If you do not have funds that exceed this, the broker or platform may automatically close your position, leaving you with a loss.

Hedging mitigates risk brought about by volatile prices and last year, we have seen global commodity prices move drastically through uncontrollable market risk which can drive currencies and commodities in rapidly changing different directions; hedging can help soften the blow brought about by exposure to such extreme external factors.
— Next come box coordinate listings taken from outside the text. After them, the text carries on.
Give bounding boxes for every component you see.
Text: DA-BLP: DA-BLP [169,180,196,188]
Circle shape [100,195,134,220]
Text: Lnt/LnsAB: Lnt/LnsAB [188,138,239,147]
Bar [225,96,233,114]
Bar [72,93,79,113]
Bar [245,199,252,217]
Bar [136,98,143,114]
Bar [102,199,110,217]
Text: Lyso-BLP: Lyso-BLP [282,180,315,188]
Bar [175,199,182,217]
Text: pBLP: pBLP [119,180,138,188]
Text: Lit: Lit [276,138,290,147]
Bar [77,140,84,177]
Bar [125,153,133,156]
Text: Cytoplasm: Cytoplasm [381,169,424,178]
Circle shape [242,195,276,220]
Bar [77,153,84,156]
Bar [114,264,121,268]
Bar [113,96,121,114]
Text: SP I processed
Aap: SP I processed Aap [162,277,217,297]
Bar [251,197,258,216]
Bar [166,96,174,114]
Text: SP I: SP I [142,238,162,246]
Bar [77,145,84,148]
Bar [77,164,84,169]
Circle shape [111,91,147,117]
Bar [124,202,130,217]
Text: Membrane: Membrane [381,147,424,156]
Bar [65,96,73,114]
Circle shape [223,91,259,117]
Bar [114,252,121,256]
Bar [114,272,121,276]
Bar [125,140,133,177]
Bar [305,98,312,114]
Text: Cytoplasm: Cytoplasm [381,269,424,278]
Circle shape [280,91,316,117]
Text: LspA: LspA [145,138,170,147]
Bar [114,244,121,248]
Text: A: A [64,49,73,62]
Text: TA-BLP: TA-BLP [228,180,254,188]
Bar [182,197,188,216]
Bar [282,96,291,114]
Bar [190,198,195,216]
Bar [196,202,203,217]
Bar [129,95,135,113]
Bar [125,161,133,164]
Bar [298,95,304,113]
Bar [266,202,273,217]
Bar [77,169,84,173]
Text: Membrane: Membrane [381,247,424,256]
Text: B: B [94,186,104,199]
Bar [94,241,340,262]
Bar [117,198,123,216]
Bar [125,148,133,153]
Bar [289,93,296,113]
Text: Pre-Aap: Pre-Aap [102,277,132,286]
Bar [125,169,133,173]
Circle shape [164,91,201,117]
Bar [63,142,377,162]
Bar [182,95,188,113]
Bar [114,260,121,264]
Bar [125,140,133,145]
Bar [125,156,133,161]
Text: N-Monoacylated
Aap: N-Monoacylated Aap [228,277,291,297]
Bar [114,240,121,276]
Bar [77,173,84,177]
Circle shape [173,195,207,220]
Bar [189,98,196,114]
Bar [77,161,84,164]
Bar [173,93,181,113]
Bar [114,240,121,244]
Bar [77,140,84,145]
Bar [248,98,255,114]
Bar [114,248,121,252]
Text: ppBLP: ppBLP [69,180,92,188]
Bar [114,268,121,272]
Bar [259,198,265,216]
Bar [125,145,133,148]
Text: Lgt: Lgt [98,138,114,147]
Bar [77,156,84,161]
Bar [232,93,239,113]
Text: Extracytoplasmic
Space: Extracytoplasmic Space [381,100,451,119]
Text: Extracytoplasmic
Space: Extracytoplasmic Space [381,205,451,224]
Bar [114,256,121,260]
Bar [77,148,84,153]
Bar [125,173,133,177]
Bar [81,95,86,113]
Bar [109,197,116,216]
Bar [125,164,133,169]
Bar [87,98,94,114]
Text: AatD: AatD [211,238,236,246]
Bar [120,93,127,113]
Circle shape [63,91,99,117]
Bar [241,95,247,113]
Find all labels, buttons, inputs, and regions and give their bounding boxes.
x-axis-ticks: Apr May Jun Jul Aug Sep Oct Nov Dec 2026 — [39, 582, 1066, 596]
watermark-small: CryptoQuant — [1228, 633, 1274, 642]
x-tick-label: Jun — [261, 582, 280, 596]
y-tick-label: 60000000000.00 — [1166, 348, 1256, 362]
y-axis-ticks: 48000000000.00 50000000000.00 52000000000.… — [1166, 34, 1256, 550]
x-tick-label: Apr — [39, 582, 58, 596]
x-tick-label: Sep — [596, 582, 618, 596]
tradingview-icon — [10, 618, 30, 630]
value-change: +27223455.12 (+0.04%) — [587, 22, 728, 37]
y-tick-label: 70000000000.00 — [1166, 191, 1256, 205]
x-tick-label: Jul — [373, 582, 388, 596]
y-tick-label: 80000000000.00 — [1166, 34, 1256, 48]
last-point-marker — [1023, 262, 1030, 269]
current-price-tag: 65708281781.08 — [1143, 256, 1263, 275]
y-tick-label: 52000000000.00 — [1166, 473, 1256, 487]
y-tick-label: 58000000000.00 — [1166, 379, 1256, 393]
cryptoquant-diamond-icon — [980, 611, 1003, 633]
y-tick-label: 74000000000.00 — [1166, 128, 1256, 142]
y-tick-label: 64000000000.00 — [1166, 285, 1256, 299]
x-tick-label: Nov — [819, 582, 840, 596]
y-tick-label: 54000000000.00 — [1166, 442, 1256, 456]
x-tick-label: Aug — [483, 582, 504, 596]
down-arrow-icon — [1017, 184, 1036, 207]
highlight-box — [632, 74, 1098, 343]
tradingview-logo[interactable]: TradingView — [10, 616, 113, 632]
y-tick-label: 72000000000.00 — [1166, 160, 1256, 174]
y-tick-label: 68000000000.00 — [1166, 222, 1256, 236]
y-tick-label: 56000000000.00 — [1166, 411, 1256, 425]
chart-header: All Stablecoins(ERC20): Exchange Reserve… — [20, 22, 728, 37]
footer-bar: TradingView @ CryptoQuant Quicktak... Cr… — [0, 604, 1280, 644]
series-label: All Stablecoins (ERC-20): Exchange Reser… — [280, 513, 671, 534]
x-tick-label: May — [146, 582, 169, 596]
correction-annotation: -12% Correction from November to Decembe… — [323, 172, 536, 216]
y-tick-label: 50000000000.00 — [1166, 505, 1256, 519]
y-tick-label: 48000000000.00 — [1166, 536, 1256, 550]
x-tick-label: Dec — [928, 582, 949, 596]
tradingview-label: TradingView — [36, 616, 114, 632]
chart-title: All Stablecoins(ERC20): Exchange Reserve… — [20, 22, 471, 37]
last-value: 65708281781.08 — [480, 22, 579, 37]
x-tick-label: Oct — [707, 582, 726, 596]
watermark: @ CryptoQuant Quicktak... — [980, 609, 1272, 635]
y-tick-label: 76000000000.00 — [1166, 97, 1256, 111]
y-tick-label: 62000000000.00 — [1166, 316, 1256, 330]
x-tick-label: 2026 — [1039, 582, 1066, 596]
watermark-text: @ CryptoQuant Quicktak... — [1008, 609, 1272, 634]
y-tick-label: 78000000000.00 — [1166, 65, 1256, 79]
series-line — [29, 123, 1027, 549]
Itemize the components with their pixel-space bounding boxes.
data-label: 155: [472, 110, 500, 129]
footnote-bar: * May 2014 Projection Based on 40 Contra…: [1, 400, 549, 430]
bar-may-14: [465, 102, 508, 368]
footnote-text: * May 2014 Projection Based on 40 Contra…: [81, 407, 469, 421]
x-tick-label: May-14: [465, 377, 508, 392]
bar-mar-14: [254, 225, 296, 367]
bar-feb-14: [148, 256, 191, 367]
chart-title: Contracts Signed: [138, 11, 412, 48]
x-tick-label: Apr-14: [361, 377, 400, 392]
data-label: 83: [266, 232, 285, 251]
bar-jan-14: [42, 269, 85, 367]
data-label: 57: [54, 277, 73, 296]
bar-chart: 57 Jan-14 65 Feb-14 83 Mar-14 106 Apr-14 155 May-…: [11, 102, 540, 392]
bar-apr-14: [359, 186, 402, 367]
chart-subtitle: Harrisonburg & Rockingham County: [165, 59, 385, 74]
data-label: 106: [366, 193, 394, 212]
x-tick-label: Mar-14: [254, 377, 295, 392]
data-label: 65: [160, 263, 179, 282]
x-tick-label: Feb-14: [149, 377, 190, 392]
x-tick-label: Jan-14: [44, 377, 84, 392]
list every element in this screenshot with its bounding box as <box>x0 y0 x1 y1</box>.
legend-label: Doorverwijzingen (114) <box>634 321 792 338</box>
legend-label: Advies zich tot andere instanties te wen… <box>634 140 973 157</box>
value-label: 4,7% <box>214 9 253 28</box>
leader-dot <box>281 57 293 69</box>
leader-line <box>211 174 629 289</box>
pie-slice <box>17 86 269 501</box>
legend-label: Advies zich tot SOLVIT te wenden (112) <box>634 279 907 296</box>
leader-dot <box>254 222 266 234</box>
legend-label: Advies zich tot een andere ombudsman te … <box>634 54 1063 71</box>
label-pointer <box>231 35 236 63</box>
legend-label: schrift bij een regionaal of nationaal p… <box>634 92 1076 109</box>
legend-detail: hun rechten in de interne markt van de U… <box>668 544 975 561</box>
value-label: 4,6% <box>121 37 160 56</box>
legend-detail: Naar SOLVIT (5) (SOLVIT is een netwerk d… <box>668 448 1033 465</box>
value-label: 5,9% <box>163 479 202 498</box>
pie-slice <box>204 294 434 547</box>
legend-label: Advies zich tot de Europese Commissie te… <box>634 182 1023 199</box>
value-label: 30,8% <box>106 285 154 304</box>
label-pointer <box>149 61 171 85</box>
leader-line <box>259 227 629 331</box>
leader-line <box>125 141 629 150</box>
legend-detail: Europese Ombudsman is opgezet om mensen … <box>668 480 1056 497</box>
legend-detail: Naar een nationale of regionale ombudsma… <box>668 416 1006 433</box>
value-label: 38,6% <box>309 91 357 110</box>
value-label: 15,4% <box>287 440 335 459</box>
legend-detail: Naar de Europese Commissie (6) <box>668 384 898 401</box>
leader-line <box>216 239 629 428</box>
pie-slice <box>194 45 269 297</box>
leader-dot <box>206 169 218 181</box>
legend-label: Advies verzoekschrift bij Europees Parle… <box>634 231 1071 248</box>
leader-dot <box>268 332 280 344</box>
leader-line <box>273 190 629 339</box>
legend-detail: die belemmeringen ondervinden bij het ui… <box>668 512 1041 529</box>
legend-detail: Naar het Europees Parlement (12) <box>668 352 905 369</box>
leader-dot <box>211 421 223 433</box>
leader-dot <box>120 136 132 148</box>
Up to this point, a lack of knowledge and understanding and a degree of fear of what is perceived to be a complex subject has contributed to hedging not being embraced by smaller companies and SMEs in particular.

In conclusion, the most crucial aspect of a forex hedging strategy is to understand the risks that could affect your business. Initially, owners of SMEs need to identify and evaluate the risks the company is exposed to, which will differ depending on the industry.

The next step a business owner should make is to define their risk tolerance, which will in turn inform the company’s forex hedging strategy, which at such a turbulent time, could mean the difference between profit and loss.  Never have we witnessed such a time as in recent years, where hedging can simply make or break a company.

Iskandar Najjar is the CEO of Alpari ME DMCC.